Statement of the Problem

: Progressive Supranuclear Palsy (PSP) is a neurodegenerative tauopathy. The etiology of this

complex disorder is poorly understood. An accumulation of multiple environmental, genetic, and possibly epigenetic factors

is thought to eventually cause disease. Thus, advanced age contributes to risk as do certain polymorphisms of the genes

MAPT, STX6, EIF2AK3, and MOBP. A possible role of epigenetic changes in PSP is currently under investigation and dys-

regulation of several miRNAs has been reported. This study was performed to investigate whether DNA dys-methylation

might also contribute to disease.

Methods

: DNA was extracted from forebrains of 94 PSP patients (age at death 72±5.3 years) and 72 controls (76±7.9 years).

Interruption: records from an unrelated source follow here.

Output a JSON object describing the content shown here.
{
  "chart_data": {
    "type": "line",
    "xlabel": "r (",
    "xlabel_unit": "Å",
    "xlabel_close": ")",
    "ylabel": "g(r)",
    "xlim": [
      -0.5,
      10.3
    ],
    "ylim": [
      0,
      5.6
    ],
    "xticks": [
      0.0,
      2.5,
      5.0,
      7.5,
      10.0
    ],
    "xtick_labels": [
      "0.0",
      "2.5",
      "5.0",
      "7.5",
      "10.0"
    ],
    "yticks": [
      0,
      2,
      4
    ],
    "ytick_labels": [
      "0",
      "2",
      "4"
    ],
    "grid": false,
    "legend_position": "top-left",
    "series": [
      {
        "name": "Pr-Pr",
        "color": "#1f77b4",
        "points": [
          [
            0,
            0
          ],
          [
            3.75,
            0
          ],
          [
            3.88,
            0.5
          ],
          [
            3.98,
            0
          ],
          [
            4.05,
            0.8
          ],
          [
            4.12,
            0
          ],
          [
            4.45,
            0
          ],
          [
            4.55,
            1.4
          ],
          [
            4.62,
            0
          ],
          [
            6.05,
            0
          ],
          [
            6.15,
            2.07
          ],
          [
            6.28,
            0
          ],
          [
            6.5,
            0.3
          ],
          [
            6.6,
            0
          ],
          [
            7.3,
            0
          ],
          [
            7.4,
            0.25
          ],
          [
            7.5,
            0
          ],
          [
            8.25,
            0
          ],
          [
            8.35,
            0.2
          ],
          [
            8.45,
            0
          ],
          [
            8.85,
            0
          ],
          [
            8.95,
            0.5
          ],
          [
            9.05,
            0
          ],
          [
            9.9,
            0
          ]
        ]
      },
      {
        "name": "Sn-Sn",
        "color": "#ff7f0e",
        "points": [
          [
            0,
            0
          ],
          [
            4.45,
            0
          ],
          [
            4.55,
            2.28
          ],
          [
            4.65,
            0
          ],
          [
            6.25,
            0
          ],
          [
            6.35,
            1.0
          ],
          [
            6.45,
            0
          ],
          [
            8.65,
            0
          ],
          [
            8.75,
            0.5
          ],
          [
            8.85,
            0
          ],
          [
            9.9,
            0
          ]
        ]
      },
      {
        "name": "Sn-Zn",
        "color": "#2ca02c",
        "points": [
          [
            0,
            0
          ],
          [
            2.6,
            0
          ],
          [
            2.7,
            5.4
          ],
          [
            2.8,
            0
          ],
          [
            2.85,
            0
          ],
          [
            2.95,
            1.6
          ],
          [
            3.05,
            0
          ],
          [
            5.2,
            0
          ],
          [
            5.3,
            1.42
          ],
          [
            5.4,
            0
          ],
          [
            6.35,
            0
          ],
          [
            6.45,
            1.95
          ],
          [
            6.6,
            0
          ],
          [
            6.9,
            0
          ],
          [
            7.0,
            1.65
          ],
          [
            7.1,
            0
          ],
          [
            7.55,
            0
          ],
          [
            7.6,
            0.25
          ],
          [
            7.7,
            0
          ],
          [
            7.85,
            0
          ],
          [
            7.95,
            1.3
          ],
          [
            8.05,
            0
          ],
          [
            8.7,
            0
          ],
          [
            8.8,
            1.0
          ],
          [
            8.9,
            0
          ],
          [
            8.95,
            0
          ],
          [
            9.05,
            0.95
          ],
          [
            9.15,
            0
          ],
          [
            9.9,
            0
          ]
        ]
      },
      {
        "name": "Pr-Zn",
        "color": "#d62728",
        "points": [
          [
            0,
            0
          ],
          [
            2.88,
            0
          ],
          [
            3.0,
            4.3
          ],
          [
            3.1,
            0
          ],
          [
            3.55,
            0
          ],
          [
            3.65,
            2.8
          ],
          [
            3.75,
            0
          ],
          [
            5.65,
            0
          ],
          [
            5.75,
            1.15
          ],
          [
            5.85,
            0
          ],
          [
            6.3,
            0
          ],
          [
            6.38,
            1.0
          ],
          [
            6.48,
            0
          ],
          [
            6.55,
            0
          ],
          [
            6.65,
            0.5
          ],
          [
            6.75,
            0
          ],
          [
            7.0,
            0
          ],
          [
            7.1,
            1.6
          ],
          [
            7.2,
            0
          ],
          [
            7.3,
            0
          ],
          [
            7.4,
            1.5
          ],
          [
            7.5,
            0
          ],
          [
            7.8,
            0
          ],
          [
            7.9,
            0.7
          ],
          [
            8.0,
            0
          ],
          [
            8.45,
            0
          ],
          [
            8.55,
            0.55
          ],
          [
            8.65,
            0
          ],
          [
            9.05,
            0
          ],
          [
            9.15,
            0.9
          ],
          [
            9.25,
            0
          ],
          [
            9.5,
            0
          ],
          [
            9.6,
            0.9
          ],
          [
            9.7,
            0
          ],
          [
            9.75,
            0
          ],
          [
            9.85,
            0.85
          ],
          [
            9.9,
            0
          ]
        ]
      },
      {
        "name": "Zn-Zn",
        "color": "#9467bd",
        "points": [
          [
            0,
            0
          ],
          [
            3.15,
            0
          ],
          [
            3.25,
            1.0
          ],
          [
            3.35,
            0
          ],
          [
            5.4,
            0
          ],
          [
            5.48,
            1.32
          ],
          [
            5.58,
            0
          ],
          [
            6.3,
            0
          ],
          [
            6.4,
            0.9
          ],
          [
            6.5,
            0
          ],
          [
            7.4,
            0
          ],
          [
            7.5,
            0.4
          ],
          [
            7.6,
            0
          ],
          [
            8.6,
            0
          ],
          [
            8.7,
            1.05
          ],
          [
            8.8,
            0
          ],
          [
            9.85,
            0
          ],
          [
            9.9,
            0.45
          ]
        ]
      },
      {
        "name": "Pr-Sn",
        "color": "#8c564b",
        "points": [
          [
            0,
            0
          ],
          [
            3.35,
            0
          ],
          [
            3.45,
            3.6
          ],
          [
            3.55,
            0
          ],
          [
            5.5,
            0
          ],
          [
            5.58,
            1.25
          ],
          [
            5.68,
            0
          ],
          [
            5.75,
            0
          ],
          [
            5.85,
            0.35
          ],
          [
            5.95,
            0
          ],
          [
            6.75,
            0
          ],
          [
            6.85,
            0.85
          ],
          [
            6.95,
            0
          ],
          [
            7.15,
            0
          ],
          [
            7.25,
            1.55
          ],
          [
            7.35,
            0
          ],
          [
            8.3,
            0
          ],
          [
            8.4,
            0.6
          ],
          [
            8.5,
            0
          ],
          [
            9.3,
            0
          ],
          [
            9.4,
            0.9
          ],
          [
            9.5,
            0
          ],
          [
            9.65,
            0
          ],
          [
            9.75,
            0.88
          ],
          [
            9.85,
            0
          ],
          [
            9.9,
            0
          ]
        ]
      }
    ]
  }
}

Methylation was studied using the Infinium 450k array of Illumina that includes more than 485,000 potentially methylated

CpG sites distributed over the entire genome. 200 ng of bisulfite-converted DNA were hybridized to the array. Arrays were

scanned and GenomeStudio software (version 2011.1; Illumina Inc., San Diego, CA) was used to measure the intensity of

DNA methylation signals on the arrays. DAVID Bioinformatics resources 6.7 were used for functional analysis of hyper- and

hypo-methylated genes. Highly significant (P<0.01) methylation differences of >1% were compiled and the location of these

differentially methylated sites was analyzed. Functional annotation clustering was performed and enrichment scores >1.3

were considered significant.

Findings

: Significant (p<0.01) methylation differences of >1% were detected at 621 sites amounting to 383 protein-coding

genes. At high stringency (p<0.01, methylation difference >5%), dys-methylated CpGs were found associated with 30 genes.

142 of the dysmethylated sites were also detected in age- and gender-matched cohorts (difference >1%, p<0.01). Disease-

specific changes were found at 59 and age-dependent methylation differences were detected at 16 CpG sites. Of the genes

dys-methylated by >5% (p<0.01) differences were disease-specific in 8 and age-dependent in 3 genes. While dysmethylation of

>5% affected one or a few CpG sites in most genes, in one, i.e. DLX1 hyper-methylation was found at multiple sites including

a CpG island in the 3´-untranslated region (UTR) of the gene. This and flanking genes (DLX2, METAP1D) are methylated in

an age-dependent manner. Among the disease-specifically dys-methylated genes, HDAC4, which might serve as a therapeutic

target, was hypo-methylated. Conclusion: The data suggest that both disease-specific and age-dependent, i.e. premature

dysmethylation of various genes contribute to PSP.